You can get an application to print this information to a standard output device by enabling Intel® oneAPI Math Kernel Library (oneMKL) Verbose. Functions that can print this information are referred to as verbose-enabled functions.

When Verbose mode is active in an Intel® oneAPI Math Kernel Library (oneMKL) domain, every call of a verbose-enabled function finishes with printing a human-readable line describing the call. However, if your application gets terminated for some reason during the function call, no information for that function will be printed. The first call to a verbose-enabled function also prints a version information line.

For GPU applications, additional information (one or more GPU information lines) will also be printed by the first call to a verbose-enabled function, following the version information line which will be printed for the host CPU. If there is more than one GPU detected, each GPU device will be printed in a separate line.

We have different implementations for verbose with CPU applications and verbose with GPU applications. The Intel® MKL Verbose mode has 2 modes when used with CPU applications: disabled (default) and enabled. The Intel® MKL Verbose mode has three modes when used with GPU applications: disabled (default), enabled without timing, and enabled with synchronous timing.

To change the verbose mode, either set the environment variable MKL_VERBOSE:

  CPU application GPU application
Set MKL_VERBOSE to 0 to disable Verbose to disable Verbose
Set MKL_VERBOSE to 1 to enable Verbose to enable Verbose without timing
Set MKL_VERBOSE to 2 to enable Verbose to enable Verbose with synchronous timing

or call the support function mkl_verbose(int mode):

  CPU application GPU application
Call mkl_verbose(0) to disable Verbose to disable Verbose
Call mkl_verbose(1) to enable Verbose to enable Verbose without timing
Call mkl_verbose(2) to enable Verbose to enable Verbose with synchronous timing

Verbose with CPU Applications

Verbose output will be consisted of version information line and call description lines for CPU.

For CPU applications, you can enable oneMKL Verbose mode in these domains:

  • BLAS (and BLAS-like extensions)
  • LAPACK
  • ScaLAPACK (selected functionality)
  • FFT
  • RNG

Verbose with GPU Applications

The verbose feature is enabled for GPU applications that uses DPC++ API or C/Fortran API with OpenMP offload. When used with GPU applications, verbose allows the measurement of execution time to be enabled or disabled with verbose mode. Timing is taken synchronously, so if verbose is enabled with timing, kernel executions will become synchronous (previous kernel will block later kernels)

Verbose output will be consisted of version information line, GPU information lines, and call description lines for GPU.

NOTE:
Timing for GPU applications is reported for overall execution.
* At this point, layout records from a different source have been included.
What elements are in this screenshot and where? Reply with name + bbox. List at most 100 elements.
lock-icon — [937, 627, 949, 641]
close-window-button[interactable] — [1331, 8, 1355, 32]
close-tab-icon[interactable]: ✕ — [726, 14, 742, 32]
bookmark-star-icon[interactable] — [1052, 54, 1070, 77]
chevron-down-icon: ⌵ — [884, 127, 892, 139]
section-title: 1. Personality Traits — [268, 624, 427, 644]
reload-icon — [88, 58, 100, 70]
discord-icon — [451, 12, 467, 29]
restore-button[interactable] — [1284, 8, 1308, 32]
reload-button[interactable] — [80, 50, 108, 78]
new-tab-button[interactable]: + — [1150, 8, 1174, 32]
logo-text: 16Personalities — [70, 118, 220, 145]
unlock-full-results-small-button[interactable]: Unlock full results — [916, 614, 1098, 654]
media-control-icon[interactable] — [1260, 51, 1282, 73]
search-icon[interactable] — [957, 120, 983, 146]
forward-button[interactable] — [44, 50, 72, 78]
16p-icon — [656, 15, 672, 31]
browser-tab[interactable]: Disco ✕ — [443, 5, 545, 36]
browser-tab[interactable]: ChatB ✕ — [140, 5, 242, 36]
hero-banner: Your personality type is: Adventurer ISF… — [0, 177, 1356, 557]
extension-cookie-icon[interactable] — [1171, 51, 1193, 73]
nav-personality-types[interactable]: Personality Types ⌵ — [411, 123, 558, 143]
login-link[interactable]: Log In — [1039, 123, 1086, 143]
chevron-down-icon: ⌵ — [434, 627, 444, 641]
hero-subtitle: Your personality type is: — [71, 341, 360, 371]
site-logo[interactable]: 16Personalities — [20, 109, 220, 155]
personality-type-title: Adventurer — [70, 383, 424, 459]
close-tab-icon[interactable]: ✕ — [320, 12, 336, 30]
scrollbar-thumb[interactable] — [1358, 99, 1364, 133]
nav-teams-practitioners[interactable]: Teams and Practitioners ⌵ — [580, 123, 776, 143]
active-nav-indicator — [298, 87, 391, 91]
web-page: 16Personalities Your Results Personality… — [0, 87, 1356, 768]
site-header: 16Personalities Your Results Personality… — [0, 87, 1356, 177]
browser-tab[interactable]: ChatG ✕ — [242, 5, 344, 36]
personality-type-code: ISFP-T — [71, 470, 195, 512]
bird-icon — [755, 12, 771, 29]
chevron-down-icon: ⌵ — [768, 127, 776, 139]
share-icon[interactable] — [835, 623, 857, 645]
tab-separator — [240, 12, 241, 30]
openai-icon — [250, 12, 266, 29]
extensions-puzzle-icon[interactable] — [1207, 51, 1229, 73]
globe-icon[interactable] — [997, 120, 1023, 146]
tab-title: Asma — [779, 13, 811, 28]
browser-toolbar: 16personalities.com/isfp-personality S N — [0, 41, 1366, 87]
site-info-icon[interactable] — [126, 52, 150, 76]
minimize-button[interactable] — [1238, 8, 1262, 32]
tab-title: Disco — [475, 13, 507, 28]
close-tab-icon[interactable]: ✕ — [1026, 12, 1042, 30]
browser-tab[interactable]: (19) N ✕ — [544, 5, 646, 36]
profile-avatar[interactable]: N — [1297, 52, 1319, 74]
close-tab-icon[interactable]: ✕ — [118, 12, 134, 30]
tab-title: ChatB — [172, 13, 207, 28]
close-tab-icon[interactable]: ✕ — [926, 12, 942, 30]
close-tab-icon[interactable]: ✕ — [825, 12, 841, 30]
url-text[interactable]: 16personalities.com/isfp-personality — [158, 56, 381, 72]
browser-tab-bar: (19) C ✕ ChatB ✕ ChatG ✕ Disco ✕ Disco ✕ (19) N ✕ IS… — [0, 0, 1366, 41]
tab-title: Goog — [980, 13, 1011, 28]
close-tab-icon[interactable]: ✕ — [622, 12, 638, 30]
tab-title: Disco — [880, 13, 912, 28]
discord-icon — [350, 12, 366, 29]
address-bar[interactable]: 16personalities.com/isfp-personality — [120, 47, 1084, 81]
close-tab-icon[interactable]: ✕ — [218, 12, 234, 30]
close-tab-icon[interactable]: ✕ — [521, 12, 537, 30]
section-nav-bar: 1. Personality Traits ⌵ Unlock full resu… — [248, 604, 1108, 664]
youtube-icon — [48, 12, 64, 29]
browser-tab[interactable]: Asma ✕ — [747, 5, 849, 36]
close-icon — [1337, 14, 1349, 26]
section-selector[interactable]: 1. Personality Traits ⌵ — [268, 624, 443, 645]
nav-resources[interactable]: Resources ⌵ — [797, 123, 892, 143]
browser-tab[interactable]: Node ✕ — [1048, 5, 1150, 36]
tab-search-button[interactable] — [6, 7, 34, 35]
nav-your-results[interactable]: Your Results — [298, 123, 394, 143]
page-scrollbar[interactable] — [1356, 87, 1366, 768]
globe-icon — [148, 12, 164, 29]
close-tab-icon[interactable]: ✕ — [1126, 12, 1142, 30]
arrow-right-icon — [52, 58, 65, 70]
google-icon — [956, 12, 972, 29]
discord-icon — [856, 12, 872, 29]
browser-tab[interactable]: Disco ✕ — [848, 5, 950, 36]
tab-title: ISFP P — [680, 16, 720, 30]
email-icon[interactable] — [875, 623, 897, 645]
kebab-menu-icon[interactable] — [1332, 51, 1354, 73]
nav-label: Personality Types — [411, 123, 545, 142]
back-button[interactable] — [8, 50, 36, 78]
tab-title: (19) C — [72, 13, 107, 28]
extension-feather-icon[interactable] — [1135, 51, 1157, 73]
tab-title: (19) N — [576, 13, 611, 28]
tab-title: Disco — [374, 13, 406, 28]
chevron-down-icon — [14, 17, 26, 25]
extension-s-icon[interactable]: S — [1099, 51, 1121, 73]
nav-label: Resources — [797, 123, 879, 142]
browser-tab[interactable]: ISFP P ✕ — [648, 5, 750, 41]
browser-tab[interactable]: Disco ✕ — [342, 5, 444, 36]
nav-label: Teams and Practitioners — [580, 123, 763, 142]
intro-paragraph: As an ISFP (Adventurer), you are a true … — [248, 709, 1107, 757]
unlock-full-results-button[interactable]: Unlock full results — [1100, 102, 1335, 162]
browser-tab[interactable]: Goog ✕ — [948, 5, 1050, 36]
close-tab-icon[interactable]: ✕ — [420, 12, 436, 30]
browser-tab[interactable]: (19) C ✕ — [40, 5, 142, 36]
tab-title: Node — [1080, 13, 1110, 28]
For selected functionality, device execution time can also be reported if the input queue was created with profiling information (see the oneAPI GPU Optimization Guide).

For GPU applications, you can enable oneMKL Verbose mode in these domains:

  • BLAS (and BLAS-like extensions)
  • LAPACK
  • FFT
  • RNG (DPC++ API only)

For Both CPU and GPU Verbose

Both enabling and disabling of the Verbose mode using the function call takes precedence over the environment setting. For a full description of the mkl_verbose function, see either the Intel® oneAPI Math Kernel Library Developer Reference for C or the Intel® oneAPI Math Kernel Library Developer Reference for Fortran. Both references are available in the Intel® Software Documentation Library.

Intel® oneAPI Math Kernel Library (oneMKL) Verbose mode is not a thread-local but a global state. In other words, if an application changes the mode from multiple threads, the result is undefined.

warning:

The performance of an application may degrade with the Verbose mode enabled, especially when the number of calls to verbose-enabled functions is large, because every call to a verbose-enabled function requires an output operation.